Dzeko, addio al City. Quattro anni di alti e bassi, ma è stato la chiave per vincere titoli

Brillante e frustrante. Dzeko a Manchester ha ricevuto critiche ed elogi ma una cosa è certa: ha segnato gol quando la squadra ne ha avuto più bisogno e nella stagione 2013/2014 si è caricato il City sulle spalle e l’ha condotto verso il secondo titolo in tre anni

di Guendalina Galdi, @Guend4lina_G

E’ iniziato il conto alla rovescia. Edin Dzeko sta per sbarcare a Roma, Fiumicino si prepara ad accoglierlo ed insieme a lui i tanti tifosi che non aspettano altro che l’attaccante bosniaco arrivi nella Capitale. E che lo faccia da giocatore giallorosso. Accordo definito con il Manchester City: la Roma ha il suo nuovo centravanti ed è pronta a presentarlo in occasione dell’Open Day.
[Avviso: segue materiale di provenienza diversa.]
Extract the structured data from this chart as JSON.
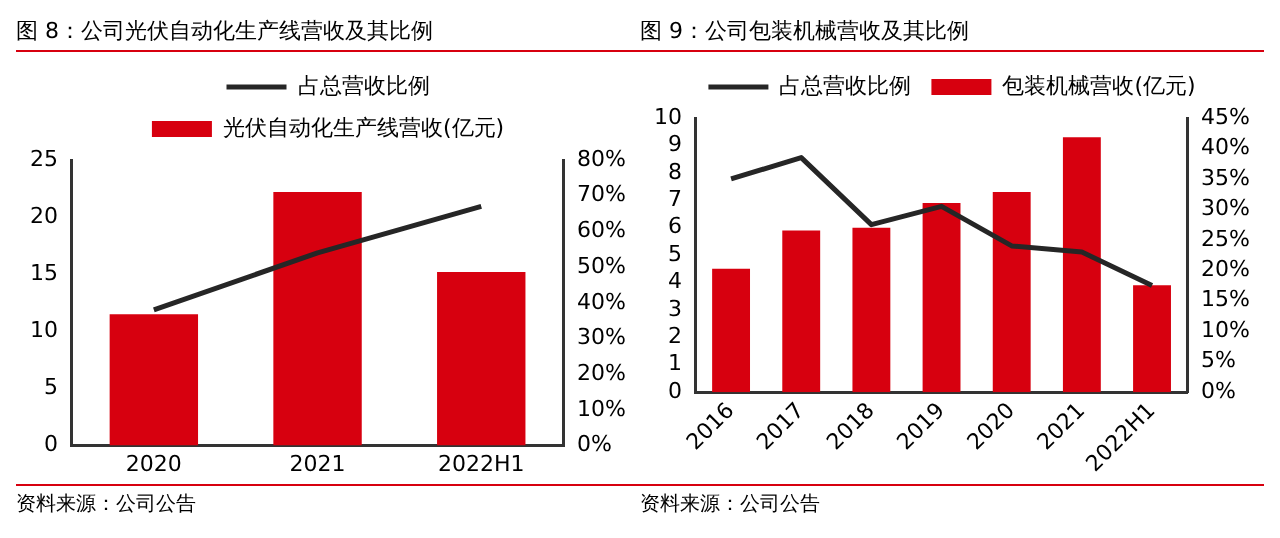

Il portale ESPN ha racchiuso in un articolo le quattro stagioni al City di Dzeko, fatte di alti e bassi, momenti memorabili e parentesi opache. Arrivato in Premier dopo quattro anni al Wolfsburg e per una cifra pari a 27 milioni nel gennaio 2011, ha firmato la sua prima rete in campionato con la maglia dei Citizens dopo 3 mesi (al Blackburn), ma aveva già scaldato gli scarpini andando a segno in FA Cup e in Europa League. Il primo apice della sua avventura al City lo raggiunse nella prima metà della stagione 2011/2012, quando in panchina c’era Roberto Mancini (che ora avrà modo di incontrare da ex in Serie A), il quale diede una certa libertà al suo reparto offensivo. A beneficiare di più di questa scelta fu proprio Dzeko che nelle prime 3 partite di quella stagione andò in gol 6 volte, infliggendo 4 reti solo al Totteham a White Hart Lane. Ma dopo questo inizio di grazia i gol non arrivarono più così copiosi, tanto che alla fine della stagione 2012/2013 sembrò che il bosniaco stesse per lasciare il club di Manchester. Cambio di allenatore, titolo sfumato, e finale di FA Cup regalata al Wigan: le critiche dei tifosi colpirono anche Dzeko, etichettato come giocatore che poteva segnare dalla panchina. Poco felice delle voci intorno a lui, la situazione rimase la stessa anche con l’arrivo di Manuel Pellegrini sulla panchina del City e, nonostante i suoi gol non mancassero, fu difficile per Dzeko liberarsi dell’etichetta di ‘sostituzione-eccellente’.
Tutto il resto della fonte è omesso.